Day 16 | seashells | some # of miles
Coastal Ride
We hopped on Thelma and Louise for our last day of riding in Morocco and cruised along the Mediterranean gulf. During the middle of the ride, we climbed down a cliff to a rocky beach and became transfixed on searching for seashells amidst pebbles and trash. I was reminded of Radia, my Moroccan mama who regularly discovers threads or beads or other treasures in dirt and then transforms them into bows or bracelets. She has a knack for seeing beauty where others may overlook it. For creating light out of chaos.
Aud and I both felt like we were treading on a tight-rope: on the verge of being consumed by gratitude or spiraling into fear. Teeter-tottering back and forth between basking in the beauty before us or allowing anxiety to dilute it.
Throughout our tour, we were overwhelmingly grateful for our adventure and for how vulnerable we’d allowed ourselves to be over the past two years. Mostly grateful to the people who opened themselves up, despite our differences, and allowed themselves to be vulnerable with us too.
We were simultaneously terrified though. Terrified of the future.
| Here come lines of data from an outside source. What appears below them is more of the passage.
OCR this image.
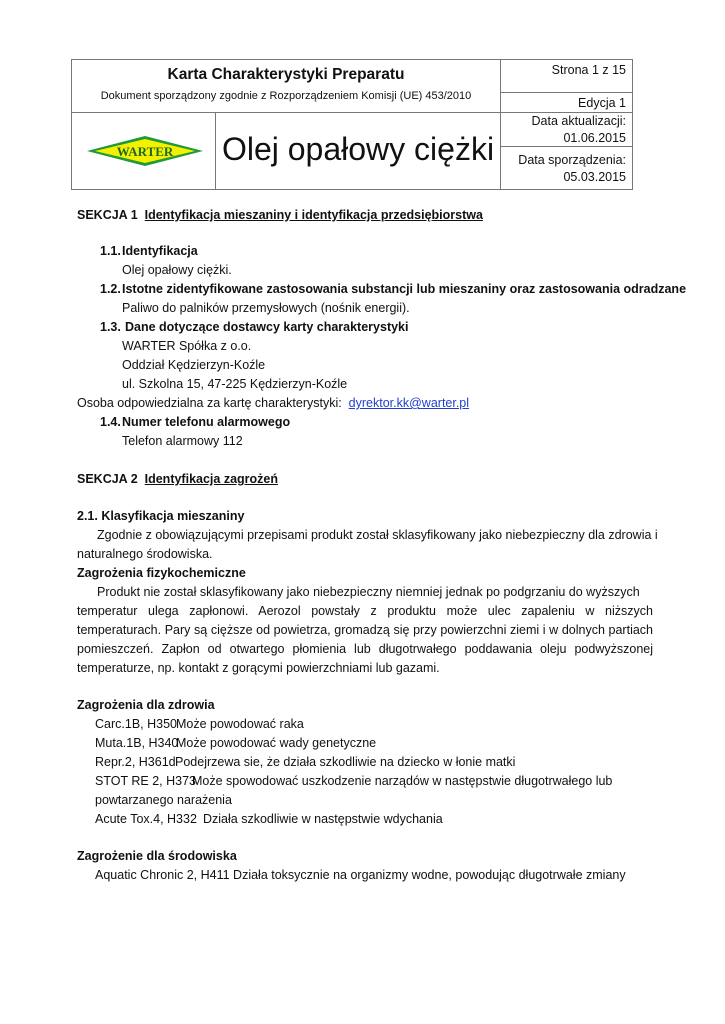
Karta Charakterystyki Preparatu
Dokument sporządzony zgodnie z Rozporządzeniem Komisji (UE) 453/2010
WARTER Olej opałowy ciężki
Strona 1 z 15
Edycja 1
Data aktualizacji:
01.06.2015
Data sporządzenia:
05.03.2015
SEKCJA 1 Identyfikacja mieszaniny i identyfikacja przedsiębiorstwa
1.1.Identyfikacja
Olej opałowy ciężki.
1.2.Istotne zidentyfikowane zastosowania substancji lub mieszaniny oraz zastosowania odradzane
Paliwo do palników przemysłowych (nośnik energii).
1.3. Dane dotyczące dostawcy karty charakterystyki
WARTER Spółka z o.o.
Oddział Kędzierzyn-Koźle
ul. Szkolna 15, 47-225 Kędzierzyn-Koźle
Osoba odpowiedzialna za kartę charakterystyki: dyrektor.kk@warter.pl
1.4.Numer telefonu alarmowego
Telefon alarmowy 112
SEKCJA 2 Identyfikacja zagrożeń
2.1. Klasyfikacja mieszaniny
Zgodnie z obowiązującymi przepisami produkt został sklasyfikowany jako niebezpieczny dla zdrowia i
naturalnego środowiska.
Zagrożenia fizykochemiczne
Produkt nie został sklasyfikowany jako niebezpieczny niemniej jednak po podgrzaniu do wyższych
temperatur ulega zapłonowi. Aerozol powstały z produktu może ulec zapaleniu w niższych
temperaturach. Pary są cięższe od powietrza, gromadzą się przy powierzchni ziemi i w dolnych partiach
pomieszczeń. Zapłon od otwartego płomienia lub długotrwałego poddawania oleju podwyższonej
temperaturze, np. kontakt z gorącymi powierzchniami lub gazami.
Zagrożenia dla zdrowia
Carc.1B, H350Może powodować raka
Muta.1B, H340Może powodować wady genetyczne
Repr.2, H361dPodejrzewa sie, że działa szkodliwie na dziecko w łonie matki
STOT RE 2, H373Może spowodować uszkodzenie narządów w następstwie długotrwałego lub
powtarzanego narażenia
Acute Tox.4, H332 Działa szkodliwie w następstwie wdychania
Zagrożenie dla środowiska
Aquatic Chronic 2, H411 Działa toksycznie na organizmy wodne, powodując długotrwałe zmiany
Change. The unknown. Of becoming passive, rushed and distracted humans back in the states. Mostly terrified that all those people who opened up to us would slowly retreat, move on, or worse: forget. Or maybe we would too.
Seashells in hand, we climbed back up the cliff and pedaled off. A rainbow broke through the clouds, and the final hill carried us up too soon. “That’s it,” Aud wailed, “it’s over.”
We glided down to another beach, and plopped in the sand with Thelma and Louise. The sun was setting and lighting up the chalky cliffs. Life was silent. Thelma and Louise were still. We were tired. Tired, smelly and calm. I realized that the tight-rope between beauty and chaos that we thought we were tip-toeing across was all in our heads. We didn’t have to choose one or the other. Life is a weird blend of emotions and paradoxes. Happy-sad. Grateful-terrified. Tired-excited. Chaotic-beauty.
All we had to do was continue practicing what the past two years (and people like my Moroccan mama Radia and Aud’s sister Fatiha) have taught us: to acknowledge the chaos, but to seek the good instead. To find seashells. To ride through rain. To find hope in the uncertainty. To connect. To reconnect. To accept fears and flaws. And to continue moving forward. Pedaling, racing and tip-toeing into the unknown. Deliberately seeking good. And whatever else is yet to come.